Why do forest soils need to be managed?

Forest soils are an important natural resource in the United States. Almost one-third of U.S. soil is in forests. These include highly managed forest plantations, farm woodlots, national forests and parks, urban forests, and vast wilderness areas. All these different types of forests require healthy soils to thrive and to provide goods, like timber, and fuel. Forests even provide “services”, like recreation and clean water. (For more information about soil ecosystem services, visit here.)

Clean and abundant water

forest floor with square hole of soil

O Horizon: In this photo, the organic matter layer is well over an inch deep. You can see where the mineral soil starts, and the leaf litter ends. Forest managers must protect this “O horizon”, as it is an important part of the forest ecosystem. Credit: Mary Beth Adams, US Forest Service

It’s been estimated that about two-thirds of the water we drink comes from forested lands, and forests provide some of the highest quality water available. Forests have a layer, of accumulated leaves, seeds, wood, twigs and other organic matter. Many people call this the forest floor, or the litter layer, but soil scientists call this important layer the organic, or “O horizon”. This O horizon ranges from very thin to a few feet deep. All this organic matter increases the water infiltration capacity of soil, and slows or prevents surface runoff from rainfall. A good O horizon prevents erosion and loss of sediments into streams.

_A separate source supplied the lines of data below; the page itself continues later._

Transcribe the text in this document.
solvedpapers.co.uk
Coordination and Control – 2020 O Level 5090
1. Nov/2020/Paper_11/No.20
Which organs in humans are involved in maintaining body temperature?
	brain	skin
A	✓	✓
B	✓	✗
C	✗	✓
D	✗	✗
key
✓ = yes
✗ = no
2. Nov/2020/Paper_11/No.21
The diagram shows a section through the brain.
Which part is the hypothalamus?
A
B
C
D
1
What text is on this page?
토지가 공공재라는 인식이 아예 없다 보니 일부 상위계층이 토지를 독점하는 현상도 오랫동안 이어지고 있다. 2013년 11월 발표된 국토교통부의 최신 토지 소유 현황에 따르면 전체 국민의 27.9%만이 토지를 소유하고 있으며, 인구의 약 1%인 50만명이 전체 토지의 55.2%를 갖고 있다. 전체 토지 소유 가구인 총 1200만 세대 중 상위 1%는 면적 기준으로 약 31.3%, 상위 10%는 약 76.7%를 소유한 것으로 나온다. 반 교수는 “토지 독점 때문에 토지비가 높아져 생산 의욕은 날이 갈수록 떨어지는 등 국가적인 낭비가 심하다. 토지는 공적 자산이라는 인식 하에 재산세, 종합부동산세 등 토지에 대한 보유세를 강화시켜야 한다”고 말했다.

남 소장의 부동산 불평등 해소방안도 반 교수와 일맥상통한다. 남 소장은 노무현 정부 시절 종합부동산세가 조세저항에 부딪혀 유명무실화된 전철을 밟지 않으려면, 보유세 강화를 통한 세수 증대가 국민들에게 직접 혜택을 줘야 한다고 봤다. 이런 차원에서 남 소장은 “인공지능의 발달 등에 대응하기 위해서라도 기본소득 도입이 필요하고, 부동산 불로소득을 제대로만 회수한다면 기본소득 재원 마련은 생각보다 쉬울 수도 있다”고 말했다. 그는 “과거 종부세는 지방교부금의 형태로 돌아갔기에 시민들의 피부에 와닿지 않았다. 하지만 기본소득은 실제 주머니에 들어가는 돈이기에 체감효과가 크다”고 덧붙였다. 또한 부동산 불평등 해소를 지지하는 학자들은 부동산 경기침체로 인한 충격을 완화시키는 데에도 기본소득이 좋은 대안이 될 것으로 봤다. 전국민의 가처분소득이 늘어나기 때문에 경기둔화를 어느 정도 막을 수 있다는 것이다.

When forest soils are disturbed their ability to capture and filter water can be impaired. Examples of disturbance include harvesting trees, road building, wild fire, or overuse. That’s one reason why forest managers help create forest management plans – to protect the O horizon.

Soils sustain life

The biota that inhabit soils are also essential to the healthy forests. Soil dwellers are essential to helping to break down the leaf litter, fallen trees and other natural “trash” of the forest.

forest with yellow leaves on ground in fall

Leaf litter is broken down into rich, organic matter in our forests. Credit: SV Fisk

If the balance of life is thrown off by disturbance, then the equilibrium that naturally exists is thrown off. Microorganisms regulate cycling of nitrogen in particular. Nitrogen is the nutrient most often limiting forest growth and productivity. Soil microbes in disturbed soils – say a fire that increases soil acidity – can’t do their job. This throws off the balance not only of nitrogen but other nutrients and minerals in the soil. Plant life needs calcium and magnesium, but proper soil pH is needed to maintain the right levels. Changes in soil nutrient levels can result in physiological changes in the trees, making them less cold hardy, or perhaps more susceptible to drought.

Native earthworms work to aerate soils, reducing compaction and increasing water infiltration rates. However, in some parts of the country, introduced exotic earthworms can consume the organic matter in the O horizon. This changes the way nutrients and water move through forest ecosystems.

Healthy soils help ensure healthy forests. Trees that receive sufficient nutrients and water from the soil will grow better, and be more resistant to insects and disease. In the southeastern U.S, years ago, it was discovered that to produce a healthy plantation of pines the addition of phosphorus was required at the time of planting. Without sufficient phosphorus, the trees would not grow. Trees that are stressed by lack of nutrients or lack of water are also more susceptible to insects and disease.

Trees are long-lived organisms! It’s easy to think that trees and forest soils can take care of themselves. But, humans have changed the way forests are used. Unlike us, trees can’t leave when conditions are not to their liking! So, management of forest soils is important. Managing forest soils is mostly about protecting the organic matter in the O horizon. Forest managers work to minimize compaction and disturbance, ensuring that nutrient supply is balanced with the needs of the trees, and protecting the soil biota.